I was reading Annabel Crabb’s exquisitely written essay on Malcolm Turnbull this week and was struck by two things.

Firstly, it’s remarkable how much of Turnbull’s personality as described by Crabb was at play in his handling of the so-called Utegate affair. The parallels between Turnbull’s precipitate attack on the Prime Minister and his muscling up to Douglas Meagher QC (the Counsel assisting the Costigan Royal Commission) are telling. I was more provoked, however, by suggestions about what motivates Turnbull to participate in parliamentary politics.
The suspicion, of course, has always been that it’s more about Malcolm himself than about a big policy reform that’s been eating away at him over the years. Not that he’d be the first person to come to politics with Messianic motivations; Bob Hawke had more than a bit of that about him too, but he also had a clearly articulated program of reform he was able to put before the people as icing on the cake of having him as Australia’s PM.
Crabb describes the difficulty Turnbull’s own colleagues have in saying the same thing about the Liberal leader.
The best that most Liberal MPs can come up with to describe Turnbull’s policy ambitions is “freedom”.
Now, even as a long-term Labor leftie, I admit that my immediate reaction to that was something like “aww, isn’t that nice; Malcolm wants us to be free”, much as if he’d tied his political objectives to the perpetuation of the species.
On reflection, though, I reminded myself that this isn’t 1940s Russia or even Iran in 2009. Isn’t a clarion call for freedom in Australia in 2009 a bit fatuous?
Freedom, of course, is an elastic concept.

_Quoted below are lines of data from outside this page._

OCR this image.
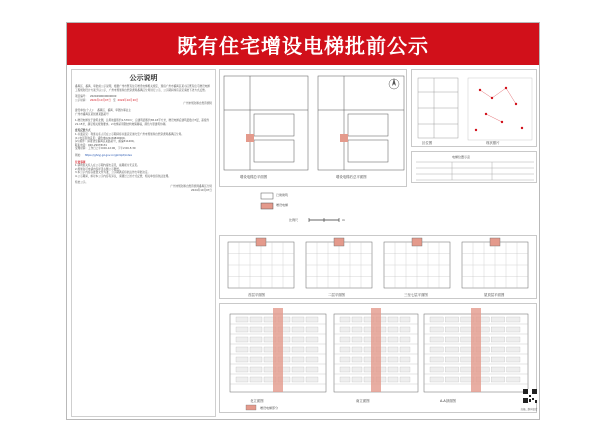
既有住宅增设电梯批前公示
公示说明
番禺区、番禺、审批前公示说明，根据广州市既有住宅增设电梯相关规定，现将广州市番禺区某小区既有住宅增设电梯工程规划设计方案予以公示，广州市规划和自然资源局番禺区分局进行公示，公示期间如有意见请按下述方式反馈。
项目编号： 2024090000000000
公示时间： 2024年10月07日 至 2024年10月20日
广州市规划和自然资源局
建设单位(个人)： 番禺区、番禺、审图办事业主
广州市番禺区某街道某路某号
1.增设电梯位于建筑北侧，总用地面积约1,570m²，总建筑面积约38.43平方米，增设电梯后建筑层数为7层，高度约21.15米，满足相关规划要求。2.电梯采用钢结构玻璃幕墙，颜色与原建筑协调。
意见反馈方式
1.书面意见：利害关系人可在公示期间将书面意见递交至广州市规划和自然资源局番禺区分局。
(1) 电话咨询意见：请致电020-84840000。
(2) 邮件：请寄送至番禺区某路某号，邮编511400。
联系电话：020-29978131
受理时间：工作日上午9:00-12:00，下午2:00-5:30
网址： https://ghzyj.gz.gov.cn/gkmlpt/index
注意事项
1.请利害关系人在公示期内提出意见，逾期视为无意见。
2.规划许可申请内容详见右侧公示图纸。
3.本公示内容以批准文件为准，公示期满后将依法作出审批决定。
4.公示期间，如对本公示内容有异议，请通过上述方式反馈，相关单位将依法处理。
特此公示。
广州市规划和自然资源局番禺区分局
2024年10月07日
增设电梯总平面图	增设电梯后总平面图
已建建筑
增设电梯
比例尺	m
区位图	现状照片
电梯位置示意
首层平面图	二层平面图	三至七层平面图	屋顶层平面图
北立面图	南立面图	A-A剖面图
增设电梯部分	扫描二维码查看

The freedom that traders on Wall St enjoyed to slice and dice billions of dollars of bad debt into AAA rated CDOs is presumably not the variety of freedom that keeps Turnbull coming back to Canberra.
Given his fondness for defamation suits, it’s even a little unclear whether an unadulterated freedom of speech lights Malcolm’s fire.
The one concrete proposal we have from Turnbull that perhaps adds some meat to the bone is his call, while still in Government, to reduce the top marginal tax rate (though we’re still unclear whether that was really just a device for driving Costello to distraction).
Anyway, I reckon the “person in the street” test will yield the same answer you get from people who look at the question of freedom for a living; Australia is one of the most free societies in the world.
Freedom House’s annual survey of the globe places us in the top echelon in this respect. Perhaps more compellingly for Turnbull, you only need to look at the Heritage Foundation’s 2009 Index of Economic Freedom.
In case you’re in any doubt as to the political leanings of this American think tank, you’re greeted at its website with the reassuring tonic that “The Left is on the March. Heritage has the Answers”.
Australia ranks third in the world in this year’s Heritage Index, behind Hong Kong and Singapore. Indeed, we’ve actually improved our rating in the past 12 months and remain well ahead of comparable nations like the United States (6th), Canada (7th) and the United Kingdom (10th).
Such a rating is no mean feat for a nation that divides its economic power between the Commonwealth and States in a way that, I’m sure, made good sense in the 1890s, but presents us with some challenges not faced in the city states that occupy the first two places on the dais.
In my relatively short time in Parliament, I have to admit to never being told by a constituent that their major concern (or even a secondary concern) was that Australians are not sufficiently free.
At street corner meetings on Saturday mornings, voters want to talk to me about the state of their kids’ schools, our response to climate change and, most importantly in the current environment, job security.
In broad terms, though, Australians seem to me pretty happy with the sort of society we’ve carved out over the past 100 years or so.
That’s not to say that the Government thinks that there’s not more to be done to make our economy work more seamlessly and efficiently.
The Henry tax review and COAG’s Business Regulation and Competition Working Group are just two examples of Kevin Rudd’s drive to make our economy even more efficient and productive.
But if Malcolm Turnbull is going to present a serious alternative agenda to Australian voters, he’ll have to do better than fatuous musings about freedom.